This application automates the retrieval, processing, and embedding of Mars rover data into a memory system designed for Retrieval-Augmented Generation (RAG). The pipeline is built on AWS Step Functions and serverless architecture to orchestrate data processing with scalability and efficiency.
The pipeline is designed to enable a chatbot with contextual memory, simulating the ability to "remember" and reference Mars Rover data in conversations. It performs the following steps:
-
Fetch Chat and Logs:
- Retrieves chat messages and logs from the API endpoints.
- Outputs relevant data and metadata for further processing.
-
Generate and Store Memories:
- Processes chat data and stores memory entries in a structured format.
- Stores these entries in a database or S3 bucket (if configured).
-
Embed Memories into PineconeDB:
- Embeds memory entries into Pinecone for use in RAG workflows and chatbot conversations.
functions: Lambda functions for chat and log retrieval:rover_chat: Handles chat interactions and memory generation.get_logs: Retrieves logs for analysis and debugging.
layers: Shared dependencies for Lambda functions.tests: Unit tests for pipeline components.template.yaml: AWS SAM template defining serverless resources.
-
Clone the repository
git clone https://github.com/amfelso/rover-chatbot.git cd rover-chatbot -
Set up your environment
make setup
This will:
- Install Python dependencies from
layers/rover_chat/requirements.txt - Create a
.envfile from.env.example
- Install Python dependencies from
-
Configure your API keys Edit the
.envfile with your actual API keys:PINECONE_API_KEY=your-pinecone-api-key-here OPENAI_API_KEY=your-openai-api-key-here
make check-tools- Verify required tools installedmake setup- Create venv, install dependencies, and create.envmake install- Install Python dependencies onlymake login- Configure AWS credentials from.envmake test- Run all tests (automatically loads.env)make test-unit- Run unit tests onlymake test-integration- Run integration tests only (requires deployed stack and API_ENDPOINT in.env)make lint- Run flake8 linter and SAM template validationmake build- Build SAM applicationmake deploy- Lint, test, build, and deploy to AWSmake clean- Clean build artifacts, venv, and Python cache files
Automatic Deployment: Pipeline will automatically deploy via Github Actions when code updates are merged to the release branch.
Manual Deployment:
make deployThis will lint, test, build, and deploy the application to AWS using SAM. After deployment, the API endpoint will be written to .env as WEBENDPOINT.

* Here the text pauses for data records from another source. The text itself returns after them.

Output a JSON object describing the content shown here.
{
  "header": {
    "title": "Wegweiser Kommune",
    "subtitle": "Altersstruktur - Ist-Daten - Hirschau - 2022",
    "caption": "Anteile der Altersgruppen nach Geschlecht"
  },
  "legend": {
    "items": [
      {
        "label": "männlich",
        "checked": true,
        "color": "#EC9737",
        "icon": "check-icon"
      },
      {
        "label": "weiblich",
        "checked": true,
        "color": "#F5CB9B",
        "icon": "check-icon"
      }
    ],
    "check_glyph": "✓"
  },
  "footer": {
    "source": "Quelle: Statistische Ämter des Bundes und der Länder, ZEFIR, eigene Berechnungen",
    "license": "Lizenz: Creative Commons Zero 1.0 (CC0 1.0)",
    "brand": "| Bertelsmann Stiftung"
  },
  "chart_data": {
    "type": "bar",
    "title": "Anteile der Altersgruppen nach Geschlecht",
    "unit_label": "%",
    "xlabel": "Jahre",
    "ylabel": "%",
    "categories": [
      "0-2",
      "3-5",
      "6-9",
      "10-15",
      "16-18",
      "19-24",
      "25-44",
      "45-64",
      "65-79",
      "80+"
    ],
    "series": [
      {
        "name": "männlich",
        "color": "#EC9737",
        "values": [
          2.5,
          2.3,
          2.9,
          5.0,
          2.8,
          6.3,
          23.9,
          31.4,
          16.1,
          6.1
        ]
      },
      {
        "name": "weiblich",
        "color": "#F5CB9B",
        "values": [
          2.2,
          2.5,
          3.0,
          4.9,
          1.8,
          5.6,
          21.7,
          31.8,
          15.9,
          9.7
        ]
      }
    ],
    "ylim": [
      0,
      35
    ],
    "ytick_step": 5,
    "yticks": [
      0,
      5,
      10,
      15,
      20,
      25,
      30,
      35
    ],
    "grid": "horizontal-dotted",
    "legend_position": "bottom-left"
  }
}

Tests ensure the functionality of individual Lambda functions and the pipeline as a whole.
# Run all tests
make test
# Run only unit tests
make test-unit
# Run only integration tests (requires deployed stack and API_ENDPOINT in .env)
make test-integrationNote:
- Unit tests can run locally without any AWS resources.
- Integration tests require the stack to be deployed and
API_ENDPOINTto be set in.env.
- AWS SAM Developer Guide: Introduction to SAM specification, the SAM CLI, and serverless application concepts.
- Pinecone Documentation: Guide to setting up and managing vector embeddings for efficient RAG workflows.
For more details, see the source code and comments in each function directory.
- Deploy to AWS:
sam deploy --guided
-
Request:
- Endpoint:
/chat - Method:
POST - Payload:
{ "user_prompt": "Hi Rover! How are you?", "conversation_id": "test", "earth_date": "2012-08-06" }
- Endpoint:
-
Response:
- Example:
{ "response": "Today I explored Jezero Crater and captured images of layered sedimentary rocks!" }
- Example:
This repository includes automated workflows for:
- Testing: Runs
pytestfor unit tests. - Linting: Runs
flake8to ensure code quality. - Deployment: Deploys the stack using AWS SAM.
rover-chatbot/
├── README.md
├── template.yaml # AWS SAM template
├── .gitignore # Git ignore file
├── .github/ # GitHub Actions workflows
│ ├── workflows/
│ │ ├── Develop.yml
│ │ └── Release.yml
├── functions/ # Lambda function code
│ ├── rover_chat/
│ │ ├── __init__.py
│ │ ├── app.py # ChatProcessor Lambda handler
│ │ ├── helpers.py # Helper functions
├── layers/ # Lambda layer for shared dependencies
│ ├── rover_chat/
│ │ ├── requirements.txt
├── tests/ # Unit tests
│ ├── unit/
│ │ ├── __init__.py
│ │ ├── test_chat.py
│ ├── __init__.py
- Support for additional endpoints (e.g., chat history, Rover status).
- Integration with more advanced memory systems for multi-turn conversations.
- Enhanced logging and monitoring with CloudWatch and X-Ray.
This project is licensed under the MIT License. See LICENSE for details.